Specific to Lynas, our estimated implied forward P/E of 10-11x assuming no change in rare earth prices is not sufficiently attractive. This would change if we strongly believed that rare earth prices would substantially appreciate over time, however this conflicts with our investment philosophy.
Risks
Having excluded commodity price volatility from our thinking, we feel the remaining risks are moderate.
Market Share: As alluded to above, Lynas enjoys the support of customers and so is at less risk of losing market share, but by the same token it is constrained both by capacity and its lack of presence in China to substantially rival Chinese counterparts.
Rare Earth Demands: Long-term demand for rare earths increasing will protect Lynas’ sales volume. Unfortunately, we note that Lynas’ production is close to full capacity and its pipeline production increases are modest, which caps its ability to fully capitalise on this rising demand.

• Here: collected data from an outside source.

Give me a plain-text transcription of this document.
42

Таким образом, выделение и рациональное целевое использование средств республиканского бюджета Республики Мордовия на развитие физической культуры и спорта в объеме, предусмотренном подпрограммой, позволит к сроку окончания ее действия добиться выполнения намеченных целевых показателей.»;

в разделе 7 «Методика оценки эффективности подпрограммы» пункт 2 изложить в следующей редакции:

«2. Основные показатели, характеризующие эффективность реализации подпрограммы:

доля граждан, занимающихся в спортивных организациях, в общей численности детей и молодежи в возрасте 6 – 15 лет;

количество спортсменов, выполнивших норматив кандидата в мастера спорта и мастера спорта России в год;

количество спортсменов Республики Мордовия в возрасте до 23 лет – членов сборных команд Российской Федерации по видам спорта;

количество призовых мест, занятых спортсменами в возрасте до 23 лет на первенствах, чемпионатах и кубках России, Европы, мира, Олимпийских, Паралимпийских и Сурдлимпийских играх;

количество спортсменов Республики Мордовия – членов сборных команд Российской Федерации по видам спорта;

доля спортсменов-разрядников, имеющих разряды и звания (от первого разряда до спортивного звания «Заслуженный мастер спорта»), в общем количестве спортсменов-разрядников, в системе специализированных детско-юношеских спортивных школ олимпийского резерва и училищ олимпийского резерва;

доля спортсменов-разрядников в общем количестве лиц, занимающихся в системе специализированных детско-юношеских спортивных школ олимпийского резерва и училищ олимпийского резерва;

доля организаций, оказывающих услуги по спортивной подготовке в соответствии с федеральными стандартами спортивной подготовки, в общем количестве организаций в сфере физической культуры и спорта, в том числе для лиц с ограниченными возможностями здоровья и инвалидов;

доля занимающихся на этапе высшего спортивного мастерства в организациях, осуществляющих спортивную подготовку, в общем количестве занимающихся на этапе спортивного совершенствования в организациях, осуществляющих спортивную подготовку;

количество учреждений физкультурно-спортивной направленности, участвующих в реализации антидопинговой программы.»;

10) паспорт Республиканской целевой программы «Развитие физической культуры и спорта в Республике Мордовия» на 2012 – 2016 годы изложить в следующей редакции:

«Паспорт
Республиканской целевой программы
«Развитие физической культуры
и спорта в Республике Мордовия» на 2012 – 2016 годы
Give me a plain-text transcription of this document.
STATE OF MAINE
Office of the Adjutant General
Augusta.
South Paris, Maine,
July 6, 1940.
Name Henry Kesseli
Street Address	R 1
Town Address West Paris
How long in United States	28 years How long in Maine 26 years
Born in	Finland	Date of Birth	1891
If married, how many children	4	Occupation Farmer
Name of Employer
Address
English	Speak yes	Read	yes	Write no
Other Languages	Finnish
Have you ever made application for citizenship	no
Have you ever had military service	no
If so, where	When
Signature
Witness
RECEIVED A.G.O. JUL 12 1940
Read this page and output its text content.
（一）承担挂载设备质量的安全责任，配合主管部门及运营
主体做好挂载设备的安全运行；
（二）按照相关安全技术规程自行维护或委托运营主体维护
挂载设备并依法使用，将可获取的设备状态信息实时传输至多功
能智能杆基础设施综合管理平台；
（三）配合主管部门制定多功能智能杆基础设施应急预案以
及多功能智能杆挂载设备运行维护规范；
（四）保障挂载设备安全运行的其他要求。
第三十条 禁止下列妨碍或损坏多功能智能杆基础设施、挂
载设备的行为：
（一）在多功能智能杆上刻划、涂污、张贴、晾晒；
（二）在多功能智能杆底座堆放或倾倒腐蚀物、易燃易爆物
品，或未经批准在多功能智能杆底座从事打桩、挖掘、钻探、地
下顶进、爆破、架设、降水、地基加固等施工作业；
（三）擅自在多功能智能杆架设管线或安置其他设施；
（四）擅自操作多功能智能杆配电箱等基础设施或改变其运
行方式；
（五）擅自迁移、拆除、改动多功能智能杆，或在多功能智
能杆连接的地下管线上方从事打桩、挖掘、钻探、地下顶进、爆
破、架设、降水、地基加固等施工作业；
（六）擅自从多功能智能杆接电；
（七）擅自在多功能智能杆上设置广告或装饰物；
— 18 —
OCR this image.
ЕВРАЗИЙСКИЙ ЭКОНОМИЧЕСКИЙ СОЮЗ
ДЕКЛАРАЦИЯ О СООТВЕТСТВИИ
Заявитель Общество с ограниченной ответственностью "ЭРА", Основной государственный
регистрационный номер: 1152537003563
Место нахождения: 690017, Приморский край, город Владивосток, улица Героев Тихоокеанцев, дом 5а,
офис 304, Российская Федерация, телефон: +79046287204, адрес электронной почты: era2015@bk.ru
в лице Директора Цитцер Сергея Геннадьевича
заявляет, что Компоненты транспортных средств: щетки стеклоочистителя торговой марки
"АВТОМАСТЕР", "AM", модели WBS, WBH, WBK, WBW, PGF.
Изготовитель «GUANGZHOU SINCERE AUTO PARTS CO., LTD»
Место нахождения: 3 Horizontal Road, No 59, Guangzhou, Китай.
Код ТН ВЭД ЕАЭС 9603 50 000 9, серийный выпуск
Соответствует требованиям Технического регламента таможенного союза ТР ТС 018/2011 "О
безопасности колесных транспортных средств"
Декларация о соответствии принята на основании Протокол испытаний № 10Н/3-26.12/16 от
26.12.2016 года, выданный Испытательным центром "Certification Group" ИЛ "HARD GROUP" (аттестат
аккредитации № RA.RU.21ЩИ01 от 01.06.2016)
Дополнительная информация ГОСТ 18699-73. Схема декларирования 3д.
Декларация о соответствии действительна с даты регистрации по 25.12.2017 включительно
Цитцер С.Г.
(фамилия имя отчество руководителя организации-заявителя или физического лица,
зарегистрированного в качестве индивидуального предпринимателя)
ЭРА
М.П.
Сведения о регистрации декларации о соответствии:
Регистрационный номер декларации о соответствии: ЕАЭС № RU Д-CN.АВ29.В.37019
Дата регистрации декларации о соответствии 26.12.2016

Future Production Volumes: Although we view the increased production plans as good news, we are less excited about the 2025 timeline, as well as the magnitude of these increases (70% of current production).
Potential Production Disruptions: Our base case relies on FY2022 earnings, a year in which the company operated at around 80% capacity due to supply chain issues, COVID-19 restrictions, and water shortages in Malaysia. We’ve assumed future utilisation at roughly these levels, although more generally we are uncomfortable with the single-point-of-failure risk of the current business model.
Conclusion
We find the fundamentals of the company attractive, and expect continued earnings resilience. However, in our opinion, current valuations do not make sense unless speculating that rare earth prices will continuously trend upwards over the next 10 years.
We will be monitoring rare earth prices to see if we can attribute future movements to macroeconomic events, and pinpoint if market conditions turn favourable. We will also be keeping a look-out for clarity on the commercial prospects of expansion projects due 2025, and simultaneously hoping that a more compelling entry point presents itself within the next three years.